The configuration step may take several seconds. After the command finishes, you can view the pillar data for the specified minions (for example named ceph_minion1, ceph_minion2 ...) by running:

# salt 'ceph_minion*' pillar.items

Stage 3

Now you run the deployment stage. In this stage, the pillar is validated and monitors and ODS daemons are started on the storage nodes. Run the following to start the stage:

# salt-run state.orch ceph.stage.3

or

# salt-run state.orch ceph.stage.deploy

The command may take several minutes. If it fails, you have to fix the issue and run the previous stages again. After the command succeeds, run the following to check the status:

# ceph -s

If you only want to deploy a Ceph cluster without any additional services, congratulations - you're done. Otherwise you have to continue with Stage 4.

Stage 4

The last step of the Ceph cluster deployment is the services stage. Here you instantiate any of the currently supported services: iSCSI Gateway, CephFS, RADOS Gateway, and NFS Ganesha. In this stage, the necessary pools, authorizing keyrings and starting services are created.

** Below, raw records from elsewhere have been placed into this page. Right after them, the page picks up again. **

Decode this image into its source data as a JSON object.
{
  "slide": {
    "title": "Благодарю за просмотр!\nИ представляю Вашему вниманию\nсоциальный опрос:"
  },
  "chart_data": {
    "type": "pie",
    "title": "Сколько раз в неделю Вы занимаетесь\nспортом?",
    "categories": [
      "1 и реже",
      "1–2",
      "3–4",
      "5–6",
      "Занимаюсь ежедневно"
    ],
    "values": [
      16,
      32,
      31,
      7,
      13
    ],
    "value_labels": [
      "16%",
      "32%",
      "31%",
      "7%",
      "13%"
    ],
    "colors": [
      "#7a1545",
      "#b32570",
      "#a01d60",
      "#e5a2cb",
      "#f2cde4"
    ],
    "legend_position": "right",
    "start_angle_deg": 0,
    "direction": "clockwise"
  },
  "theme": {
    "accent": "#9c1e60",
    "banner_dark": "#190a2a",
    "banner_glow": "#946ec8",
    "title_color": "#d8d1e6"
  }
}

To start the stage, run the following:

# salt-run state.orch ceph.stage.4

or

salt-run state.orch ceph.stage.services

Test intial deployment and generating load

Once a cluster is deployed one might want to verify functionality or run benchmarks to verify the cluster works as expected.

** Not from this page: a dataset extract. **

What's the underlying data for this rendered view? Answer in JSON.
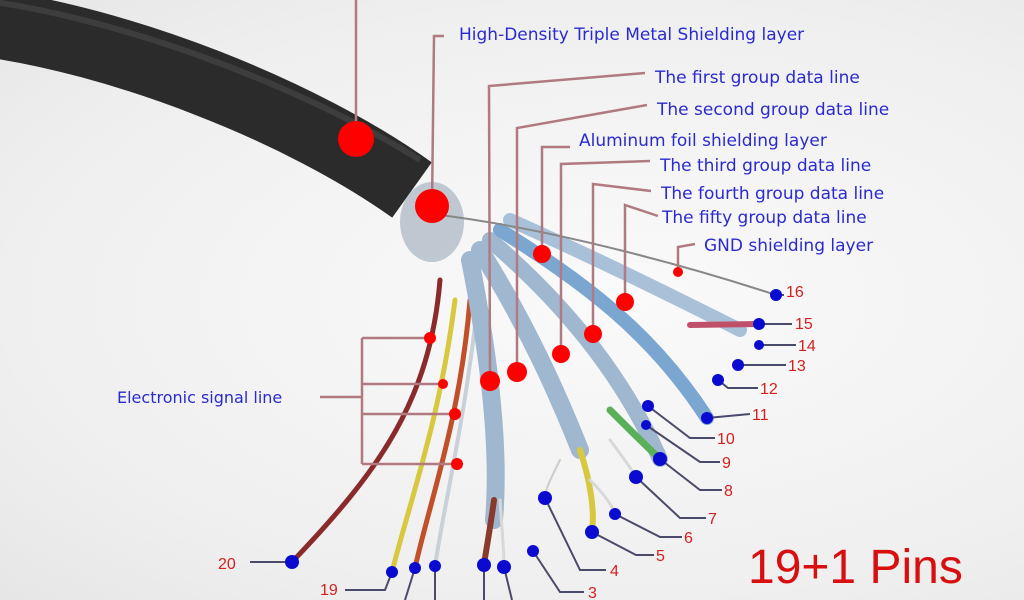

In order to gain some confidence in your cluster after the inital deployment (stage 3) run:

# salt-run state.orch ceph.benchmarks.baseline

This runs an osd benchmark on each OSD and aggregates the results. It reports your average OSD performance and points out OSDs that deviate from the average.

Please note that for now the baseline benchmark assumes all uniform OSDs.

To load test CephFS run:

# salt-run state.orch ceph.benchmarks.cephfs

This requires a running MDS (deploy in stage 4) and at least on minion with the client-cephfs role. The cephfs_benchmark stage will then mount the CephFS instance on the mds-client and run a bunch of fio tests. See the benchmark readme for further details.

# salt-run state.orch ceph.benchmarks.rbd

This runs fio using the RBD backend against the cluster as a whole. This requires at least one minion with the benchmark-rbd role. See the benchmark readme for further details.